7. Il résulte de tout ce qui précède que les conclusions à fin d’annulation présentées par Mme D doivent être rejetées, ainsi que, par voie de conséquence, celles à fin d’injonction et celles fondées sur l’article L. 761-1 du code de justice administrative.
D E C I D E :
Article 1 : La requête de Mme D est rejetée.
Article 2 : Le présent jugement sera notifié à Mme A D et au préfet de police.

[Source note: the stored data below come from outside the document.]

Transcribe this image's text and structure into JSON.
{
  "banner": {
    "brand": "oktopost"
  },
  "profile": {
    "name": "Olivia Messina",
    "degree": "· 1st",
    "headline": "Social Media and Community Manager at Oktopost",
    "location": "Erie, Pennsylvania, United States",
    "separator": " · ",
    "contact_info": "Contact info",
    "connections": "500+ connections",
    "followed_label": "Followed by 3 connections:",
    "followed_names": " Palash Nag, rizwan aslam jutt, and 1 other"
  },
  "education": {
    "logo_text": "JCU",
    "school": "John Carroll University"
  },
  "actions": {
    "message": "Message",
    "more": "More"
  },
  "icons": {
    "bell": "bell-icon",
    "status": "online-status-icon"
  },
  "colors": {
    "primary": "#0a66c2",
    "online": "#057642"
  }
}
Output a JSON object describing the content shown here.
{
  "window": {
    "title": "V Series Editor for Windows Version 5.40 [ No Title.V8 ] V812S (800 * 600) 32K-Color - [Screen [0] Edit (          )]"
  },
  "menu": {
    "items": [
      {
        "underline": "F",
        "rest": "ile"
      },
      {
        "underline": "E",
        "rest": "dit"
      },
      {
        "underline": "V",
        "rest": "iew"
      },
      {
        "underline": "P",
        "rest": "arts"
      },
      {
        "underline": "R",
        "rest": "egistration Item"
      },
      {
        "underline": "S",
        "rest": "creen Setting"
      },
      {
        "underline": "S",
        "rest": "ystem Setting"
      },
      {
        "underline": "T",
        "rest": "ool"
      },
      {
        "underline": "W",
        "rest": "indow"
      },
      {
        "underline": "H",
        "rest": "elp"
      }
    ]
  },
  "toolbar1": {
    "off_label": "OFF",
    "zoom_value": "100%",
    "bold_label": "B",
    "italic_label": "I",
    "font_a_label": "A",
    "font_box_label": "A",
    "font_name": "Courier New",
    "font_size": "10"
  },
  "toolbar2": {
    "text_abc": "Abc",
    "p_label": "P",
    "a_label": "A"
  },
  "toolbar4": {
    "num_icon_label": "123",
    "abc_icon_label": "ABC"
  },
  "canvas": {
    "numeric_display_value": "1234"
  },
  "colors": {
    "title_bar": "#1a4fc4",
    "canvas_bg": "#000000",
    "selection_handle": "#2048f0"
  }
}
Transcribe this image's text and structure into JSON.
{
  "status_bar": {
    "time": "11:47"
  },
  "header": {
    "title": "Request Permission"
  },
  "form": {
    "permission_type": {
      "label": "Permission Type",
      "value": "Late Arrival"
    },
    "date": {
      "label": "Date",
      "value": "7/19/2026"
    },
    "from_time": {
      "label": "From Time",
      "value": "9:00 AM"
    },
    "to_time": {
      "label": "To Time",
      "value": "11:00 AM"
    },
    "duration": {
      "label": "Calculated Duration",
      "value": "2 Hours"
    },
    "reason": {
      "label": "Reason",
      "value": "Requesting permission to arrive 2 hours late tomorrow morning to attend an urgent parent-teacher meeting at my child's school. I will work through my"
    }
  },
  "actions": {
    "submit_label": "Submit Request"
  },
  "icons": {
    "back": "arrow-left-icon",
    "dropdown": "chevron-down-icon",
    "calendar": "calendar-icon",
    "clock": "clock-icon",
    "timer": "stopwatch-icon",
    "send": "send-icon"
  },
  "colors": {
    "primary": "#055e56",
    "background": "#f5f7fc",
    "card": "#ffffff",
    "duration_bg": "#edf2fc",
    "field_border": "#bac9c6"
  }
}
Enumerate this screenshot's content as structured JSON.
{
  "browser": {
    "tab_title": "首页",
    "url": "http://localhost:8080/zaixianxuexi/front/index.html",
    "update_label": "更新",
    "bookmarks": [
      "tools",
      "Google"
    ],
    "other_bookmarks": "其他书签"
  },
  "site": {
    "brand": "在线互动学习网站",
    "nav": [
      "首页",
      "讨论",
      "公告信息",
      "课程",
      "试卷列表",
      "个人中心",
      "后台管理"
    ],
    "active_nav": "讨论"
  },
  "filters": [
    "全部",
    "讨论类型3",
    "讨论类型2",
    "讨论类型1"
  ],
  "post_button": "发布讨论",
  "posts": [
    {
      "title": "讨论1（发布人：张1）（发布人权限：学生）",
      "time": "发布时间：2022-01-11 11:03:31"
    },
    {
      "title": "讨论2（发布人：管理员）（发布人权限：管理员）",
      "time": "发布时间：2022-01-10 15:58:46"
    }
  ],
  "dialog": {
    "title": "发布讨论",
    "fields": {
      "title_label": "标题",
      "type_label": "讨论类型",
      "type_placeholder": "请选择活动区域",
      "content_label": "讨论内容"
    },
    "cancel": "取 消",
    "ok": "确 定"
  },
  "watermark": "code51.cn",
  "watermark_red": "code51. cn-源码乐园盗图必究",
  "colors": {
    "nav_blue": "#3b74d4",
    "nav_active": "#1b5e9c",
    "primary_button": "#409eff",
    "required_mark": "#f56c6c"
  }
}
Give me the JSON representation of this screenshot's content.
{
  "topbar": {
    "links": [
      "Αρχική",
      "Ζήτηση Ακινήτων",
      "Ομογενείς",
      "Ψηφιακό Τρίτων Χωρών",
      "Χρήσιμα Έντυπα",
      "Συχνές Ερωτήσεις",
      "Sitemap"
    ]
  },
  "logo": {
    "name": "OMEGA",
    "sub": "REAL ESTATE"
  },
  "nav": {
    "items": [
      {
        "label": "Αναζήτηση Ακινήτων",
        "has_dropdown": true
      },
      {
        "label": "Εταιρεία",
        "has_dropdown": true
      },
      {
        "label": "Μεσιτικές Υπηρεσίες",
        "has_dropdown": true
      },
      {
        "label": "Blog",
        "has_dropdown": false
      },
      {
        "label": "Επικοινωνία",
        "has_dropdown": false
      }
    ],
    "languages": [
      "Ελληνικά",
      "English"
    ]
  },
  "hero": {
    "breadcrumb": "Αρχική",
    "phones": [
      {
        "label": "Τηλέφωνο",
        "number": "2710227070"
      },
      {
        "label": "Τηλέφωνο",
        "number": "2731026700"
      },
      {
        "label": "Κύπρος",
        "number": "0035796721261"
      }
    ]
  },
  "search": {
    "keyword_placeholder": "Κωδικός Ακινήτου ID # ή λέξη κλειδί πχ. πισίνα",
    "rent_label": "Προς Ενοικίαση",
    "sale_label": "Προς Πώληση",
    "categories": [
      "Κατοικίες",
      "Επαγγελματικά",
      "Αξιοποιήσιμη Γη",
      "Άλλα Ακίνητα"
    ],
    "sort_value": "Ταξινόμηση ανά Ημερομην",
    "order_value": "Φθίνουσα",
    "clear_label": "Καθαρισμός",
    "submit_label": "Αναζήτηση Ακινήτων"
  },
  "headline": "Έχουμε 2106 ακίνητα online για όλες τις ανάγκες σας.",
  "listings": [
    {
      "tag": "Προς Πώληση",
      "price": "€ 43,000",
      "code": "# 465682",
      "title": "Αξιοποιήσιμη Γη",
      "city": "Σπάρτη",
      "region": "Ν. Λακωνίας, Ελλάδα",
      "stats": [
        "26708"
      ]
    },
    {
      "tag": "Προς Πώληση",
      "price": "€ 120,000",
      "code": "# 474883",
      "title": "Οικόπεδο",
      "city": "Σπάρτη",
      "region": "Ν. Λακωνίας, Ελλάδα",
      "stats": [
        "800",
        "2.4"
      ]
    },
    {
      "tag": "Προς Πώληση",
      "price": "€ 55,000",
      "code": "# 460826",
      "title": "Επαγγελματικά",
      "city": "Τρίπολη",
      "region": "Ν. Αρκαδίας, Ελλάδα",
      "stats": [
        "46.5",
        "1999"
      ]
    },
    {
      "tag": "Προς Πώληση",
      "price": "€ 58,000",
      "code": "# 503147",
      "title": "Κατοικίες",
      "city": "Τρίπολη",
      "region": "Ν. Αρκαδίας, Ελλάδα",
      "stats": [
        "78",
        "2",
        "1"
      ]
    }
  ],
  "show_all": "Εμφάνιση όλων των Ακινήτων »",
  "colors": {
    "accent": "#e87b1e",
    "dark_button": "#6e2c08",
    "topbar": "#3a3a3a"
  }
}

Délibéré après l’audience du 3 septembre 2025, à laquelle siégeaient :
M. Truilhé, président,
Mme Monteagle, première conseillère,
Mme Ostyn, conseillère.
Rendu public par mise à disposition au greffe le 16 septembre 2025.
La rapporteure,
Signé
I. OSTYN
Le président,
Signé
J.-C. TRUILHÉ
La greffière,
Signé
S. RUBIRALTA
La République mande et ordonne au préfet de police de Paris ou au préfet territorialement compétent en ce qui le concerne ou à tous commissaires de justice à ce requis en ce qui concerne les voies de droit commun contre les parties privées, de pourvoir à l’exécution du présent jugement.